The EQ-5D-3L was not strongly correlated with the QOLI-20 (r ranged from 0.31–0.52 at various time points). The EQ-5D-3L was moderately correlated with the CSI, RAS, and number of comorbidities. The Snijders/Bosker r2 for longitudinal validity between the EQ-5D-3L and QOLI-20 within subjects over time was 0.2094 (square-root r = 0.4576).
The EQ-5D-3L did not demonstrate strong convergent validity in homeless people with mental illness but was moderately correlated with several instruments. Further research is warranted to determine the optimal method for measuring health utilities in this population.
International Standard Randomised Control Trial Registry ISRCTN42520374 assigned on August 18, 2009.

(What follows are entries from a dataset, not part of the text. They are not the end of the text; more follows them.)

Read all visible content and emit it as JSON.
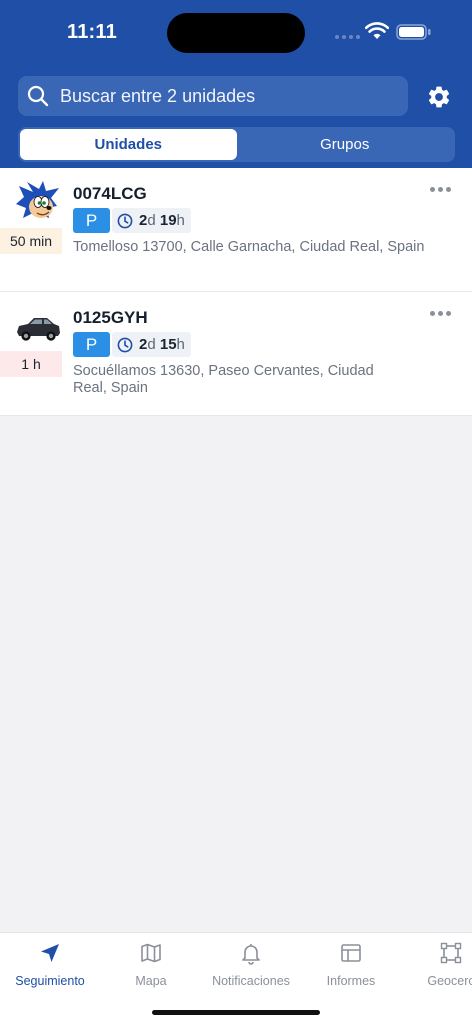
{
  "status_bar": {
    "time": "11:11"
  },
  "search": {
    "placeholder": "Buscar entre 2 unidades"
  },
  "tabs": [
    {
      "label": "Unidades",
      "active": true
    },
    {
      "label": "Grupos",
      "active": false
    }
  ],
  "units": [
    {
      "name": "0074LCG",
      "avatar": "sonic-avatar",
      "age": "50 min",
      "age_color": "#fdf2e2",
      "status": "P",
      "duration_days": "2",
      "duration_days_unit": "d",
      "duration_hours": "19",
      "duration_hours_unit": "h",
      "address": "Tomelloso 13700, Calle Garnacha, Ciudad Real, Spain"
    },
    {
      "name": "0125GYH",
      "avatar": "car-avatar",
      "age": "1 h",
      "age_color": "#fde9ea",
      "status": "P",
      "duration_days": "2",
      "duration_days_unit": "d",
      "duration_hours": "15",
      "duration_hours_unit": "h",
      "address": "Socuéllamos 13630, Paseo Cervantes, Ciudad Real, Spain"
    }
  ],
  "nav": [
    {
      "label": "Seguimiento",
      "icon": "navigation-arrow-icon",
      "active": true
    },
    {
      "label": "Mapa",
      "icon": "map-icon",
      "active": false
    },
    {
      "label": "Notificaciones",
      "icon": "bell-icon",
      "active": false
    },
    {
      "label": "Informes",
      "icon": "report-table-icon",
      "active": false
    },
    {
      "label": "Geocerc",
      "icon": "geofence-icon",
      "active": false
    }
  ],
  "colors": {
    "header": "#1f4fa6",
    "accent": "#1f4fa6",
    "status_parked": "#2b8fe6"
  }
}
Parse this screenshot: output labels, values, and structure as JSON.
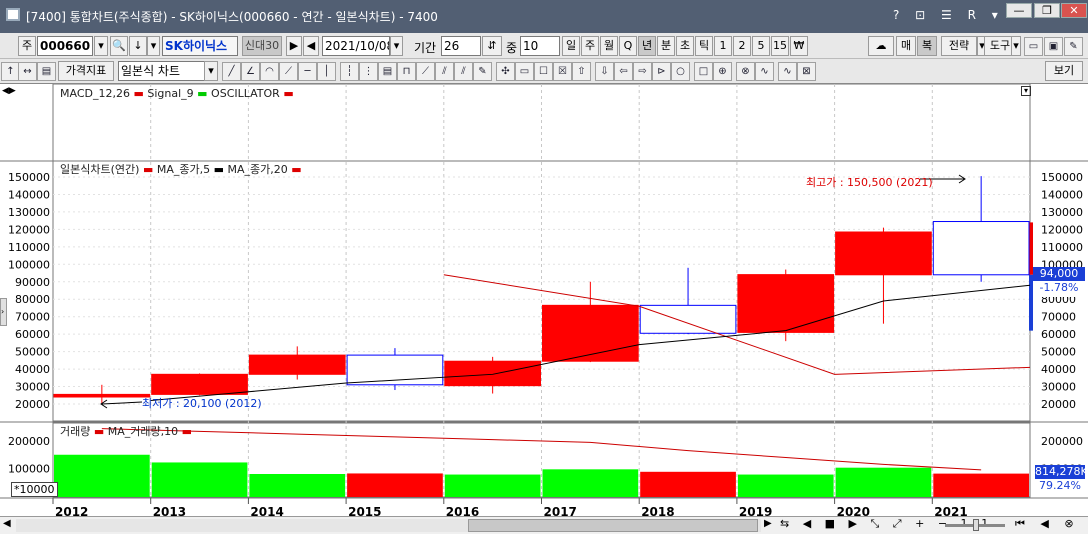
{
  "window": {
    "title": "[7400] 통합차트(주식종합) - SK하이닉스(000660 - 연간 - 일본식차트) - 7400",
    "sys_icons": "? ⊡ ☰ R ▾",
    "minimize": "—",
    "restore": "❐",
    "close": "✕"
  },
  "toolbar1": {
    "market": "주",
    "code": "000660",
    "stock_name": "SK하이닉스",
    "credit_badge": "신대30",
    "date": "2021/10/08",
    "period_label": "기간",
    "period_value": "26",
    "count_label": "중",
    "count_value": "10",
    "timeframes": [
      "일",
      "주",
      "월",
      "Q",
      "년",
      "분",
      "초",
      "틱",
      "1",
      "2",
      "5",
      "15",
      "₩"
    ],
    "right_buttons": [
      "매",
      "복",
      "전략",
      "도구"
    ]
  },
  "toolbar2": {
    "indicator_button": "가격지표",
    "chart_type": "일본식 차트",
    "view_button": "보기"
  },
  "panels": {
    "macd_legend": [
      "MACD_12,26",
      "Signal_9",
      "OSCILLATOR"
    ],
    "price_legend": [
      "일본식차트(연간)",
      "MA_종가,5",
      "MA_종가,20"
    ],
    "volume_legend": [
      "거래량",
      "MA_거래량,10"
    ],
    "volume_unit": "*10000"
  },
  "annotations": {
    "high": "최고가 : 150,500 (2021)",
    "low": "최저가 : 20,100 (2012)"
  },
  "price_axis_ticks": [
    "150000",
    "140000",
    "130000",
    "120000",
    "110000",
    "100000",
    "90000",
    "80000",
    "70000",
    "60000",
    "50000",
    "40000",
    "30000",
    "20000"
  ],
  "volume_axis_ticks": [
    "200000",
    "100000"
  ],
  "current_price": {
    "value": "94,000",
    "change": "-1.78%"
  },
  "current_volume": {
    "value": "814,278K",
    "ratio": "79.24%"
  },
  "colors": {
    "up": "#ff0000",
    "down": "#0000ff",
    "volume": "#00ff00",
    "ma5": "#000000",
    "ma20": "#cc0000"
  },
  "chart_data": {
    "type": "candlestick",
    "title": "일본식차트(연간)",
    "x": [
      "2012",
      "2013",
      "2014",
      "2015",
      "2016",
      "2017",
      "2018",
      "2019",
      "2020",
      "2021"
    ],
    "open": [
      24000,
      25500,
      37000,
      48000,
      30500,
      44500,
      76500,
      61000,
      94000,
      124500
    ],
    "high": [
      31000,
      37500,
      53000,
      52000,
      47000,
      90000,
      98000,
      97000,
      121000,
      150500
    ],
    "low": [
      20100,
      25000,
      34000,
      28000,
      26000,
      44000,
      60000,
      56000,
      66000,
      90000
    ],
    "close": [
      25500,
      37000,
      48000,
      31000,
      44500,
      76500,
      60500,
      94100,
      118500,
      94000
    ],
    "ma5": [
      null,
      null,
      null,
      null,
      null,
      54000,
      62000,
      null,
      79000,
      88000
    ],
    "ma20_visible": [
      null,
      null,
      null,
      null,
      94000,
      null,
      null,
      37000,
      null,
      41000
    ],
    "volume": [
      150000,
      122000,
      80000,
      82000,
      78000,
      97000,
      88000,
      78000,
      103000,
      81428
    ],
    "volume_ma10": [
      245000,
      235000,
      225000,
      215000,
      205000,
      195000,
      165000,
      140000,
      115000,
      95000
    ],
    "ylim": [
      15000,
      160000
    ],
    "volume_ylim": [
      0,
      240000
    ]
  }
}
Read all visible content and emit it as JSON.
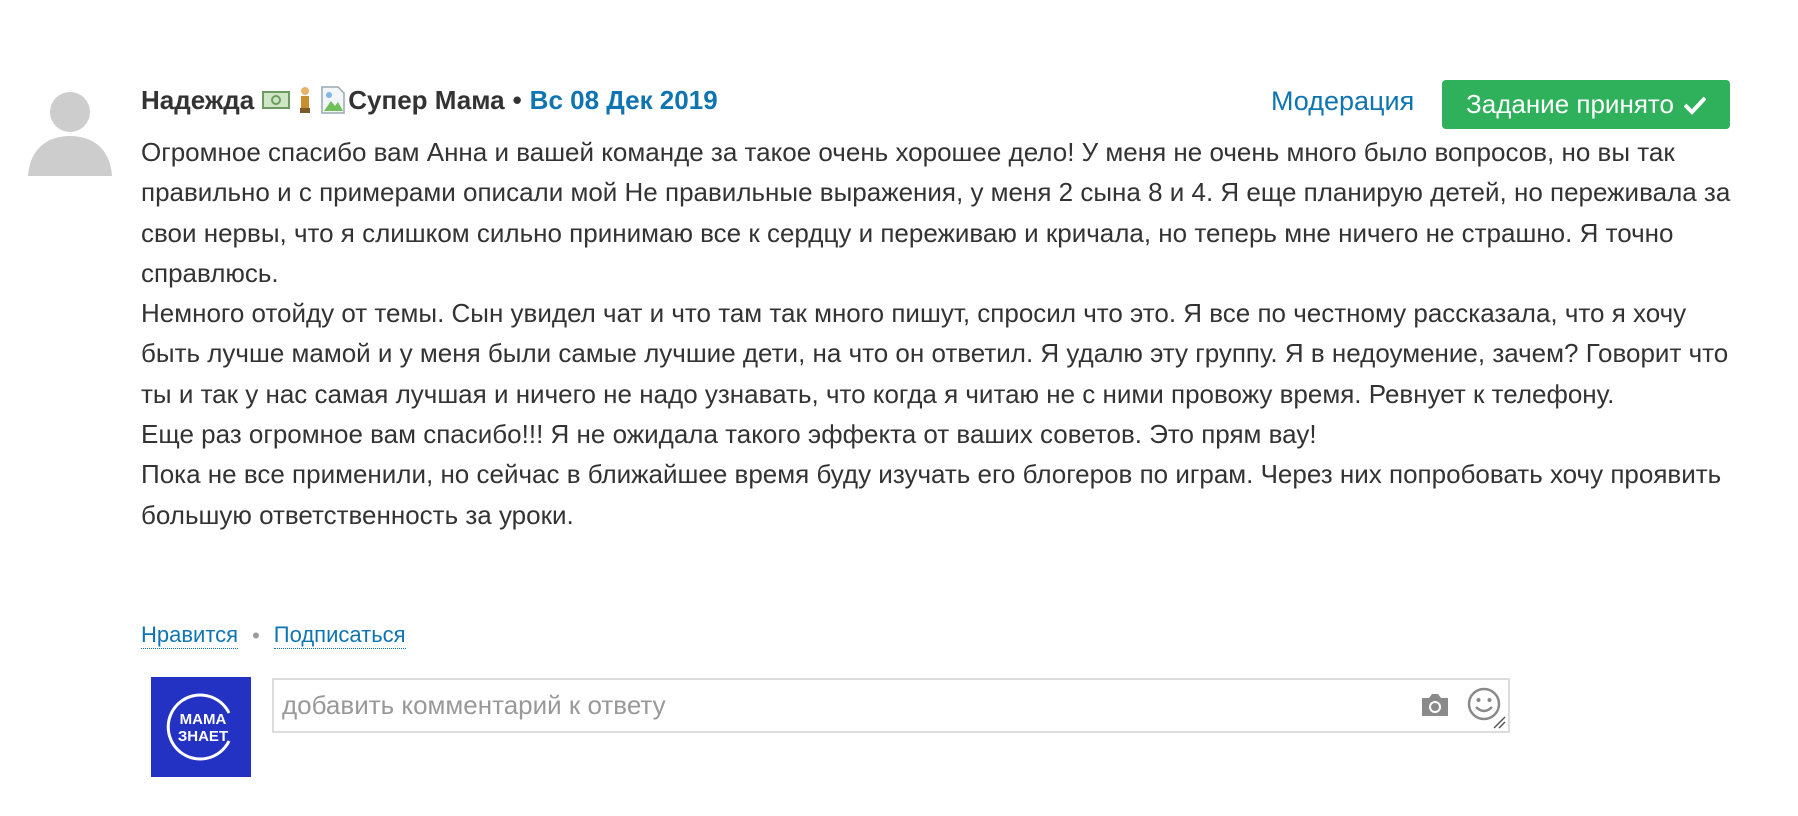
{
  "comment": {
    "author": "Надежда",
    "status_title": "Супер Мама",
    "separator": "•",
    "date": "Вс 08 Дек 2019",
    "moderation_label": "Модерация",
    "accepted_label": "Задание принято",
    "paragraphs": [
      "Огромное спасибо вам Анна и вашей команде за такое очень хорошее дело! У меня не очень много было вопросов, но вы так правильно и с примерами описали мой Не правильные выражения, у меня 2 сына 8 и 4. Я еще планирую детей, но переживала за свои нервы, что я слишком сильно принимаю все к сердцу и переживаю и кричала, но теперь мне ничего не страшно. Я точно справлюсь.",
      "Немного отойду от темы. Сын увидел чат и что там так много пишут, спросил что это. Я все по честному рассказала, что я хочу быть лучше мамой и у меня были самые лучшие дети, на что он ответил. Я удалю эту группу. Я в недоумение, зачем? Говорит что ты и так у нас самая лучшая и ничего не надо узнавать, что когда я читаю не с ними провожу время. Ревнует к телефону.",
      "Еще раз огромное вам спасибо!!! Я не ожидала такого эффекта от ваших советов. Это прям вау!",
      "Пока не все применили, но сейчас в ближайшее время буду изучать его блогеров по играм. Через них попробовать хочу проявить большую ответственность за уроки."
    ],
    "like_label": "Нравится",
    "action_separator": "•",
    "subscribe_label": "Подписаться"
  },
  "reply": {
    "placeholder": "добавить комментарий к ответу",
    "logo_text_top": "МАМА",
    "logo_text_bottom": "ЗНАЕТ"
  },
  "icons": {
    "avatar": "user-silhouette-icon",
    "money_badge": "money-icon",
    "status_badge": "figure-badge-icon",
    "broken_image": "broken-image-icon",
    "check": "check-icon",
    "camera": "camera-icon",
    "smiley": "smiley-icon",
    "resize": "resize-handle-icon"
  },
  "colors": {
    "link": "#0f74b2",
    "accepted_bg": "#2fb05a",
    "logo_bg": "#2332c3",
    "text": "#333333",
    "avatar_gray": "#cdcdcd"
  }
}
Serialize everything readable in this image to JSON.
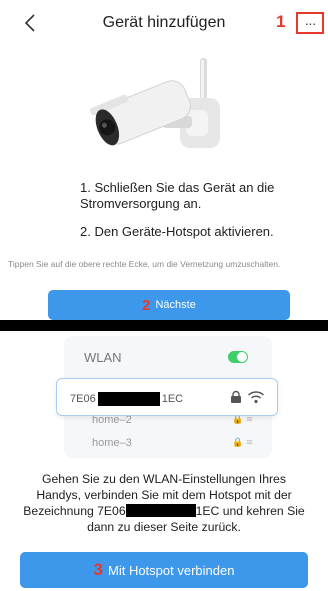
{
  "header": {
    "title": "Gerät hinzufügen",
    "annotation": "1",
    "more_label": "···"
  },
  "steps": {
    "step1": "1. Schließen Sie das Gerät an die Stromversorgung an.",
    "step2": "2. Den Geräte-Hotspot aktivieren.",
    "hint": "Tippen Sie auf die obere rechte Ecke, um die Vernetzung umzuschalten."
  },
  "next_button": {
    "annotation": "2",
    "label": "Nächste"
  },
  "wifi_illustration": {
    "section_label": "WLAN",
    "toggle_on": true,
    "network_prefix": "7E06",
    "network_suffix": "1EC",
    "ghost_network": "home–2",
    "network_3": "home–3"
  },
  "instruction": {
    "part1": "Gehen Sie zu den WLAN-Einstellungen Ihres Handys, verbinden Sie mit dem Hotspot mit der Bezeichnung 7E06",
    "part2": "1EC und kehren Sie dann zu dieser Seite zurück."
  },
  "connect_button": {
    "annotation": "3",
    "label": "Mit Hotspot verbinden"
  },
  "colors": {
    "accent": "#3d97ea",
    "annotation_red": "#e8382b",
    "toggle_green": "#3fcf6a"
  }
}
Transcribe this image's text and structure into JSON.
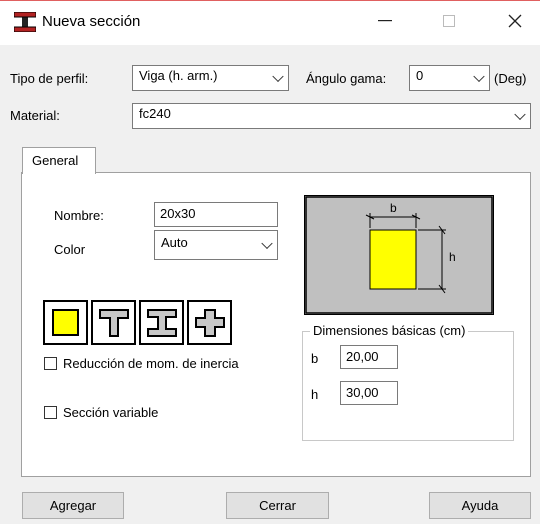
{
  "window": {
    "title": "Nueva sección"
  },
  "toolbar": {
    "profile_type_label": "Tipo de perfil:",
    "profile_type_value": "Viga (h. arm.)",
    "gamma_label": "Ángulo gama:",
    "gamma_value": "0",
    "gamma_unit": "(Deg)",
    "material_label": "Material:",
    "material_value": "fc240"
  },
  "tabs": [
    {
      "label": "General"
    }
  ],
  "general": {
    "name_label": "Nombre:",
    "name_value": "20x30",
    "color_label": "Color",
    "color_value": "Auto",
    "diagram": {
      "b_label": "b",
      "h_label": "h",
      "fill_color": "#ffff00",
      "bg_color": "#c0c0c0"
    },
    "shapes": [
      "rectangle-section-icon",
      "t-section-icon",
      "i-section-icon",
      "cross-section-icon"
    ],
    "inertia_reduction_label": "Reducción de mom. de inercia",
    "inertia_reduction_checked": false,
    "variable_section_label": "Sección variable",
    "variable_section_checked": false,
    "dimensions": {
      "title": "Dimensiones básicas (cm)",
      "b_label": "b",
      "b_value": "20,00",
      "h_label": "h",
      "h_value": "30,00"
    }
  },
  "buttons": {
    "add": "Agregar",
    "close": "Cerrar",
    "help": "Ayuda"
  }
}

Homelessness is associated with increased mortality and morbidity relative to the general population, including a high prevalence of mental health and substance use disorders . Evaluating programs to address homelessness requires accurate measurement of the associated health, social, and economic consequences. Because such interventions can be expensive, demonstrating that programs are cost-effective is important for health policy decision makers. Cost-effectiveness analyses in health typically rely on outcome measures such as quality adjusted life years, which integrate survival and quality of life measured using preference-based instruments that produce utility scores . Utilities are anchored at 0 (equivalent to death) and 1 (equivalent to best possible health), although utility scales can also have negative values for health states that are considered worse than death . Utilities can be elicited directly from interviews with individuals using instruments such as the standard gamble or time trade-off or estimated indirectly from generic health-related quality of life questionnaires, in which individual responses to specific questions are transformed into utility scores based on weights, frequently derived from a sample of community members . Indirect utilities are preferred by some economists who view community ratings as the most appropriate approach to capture preferences for societal-level decision making . They may also require less cognitive effort  and cause less distress  than direct methods, so may be more acceptable to participants, particularly those with mental illness.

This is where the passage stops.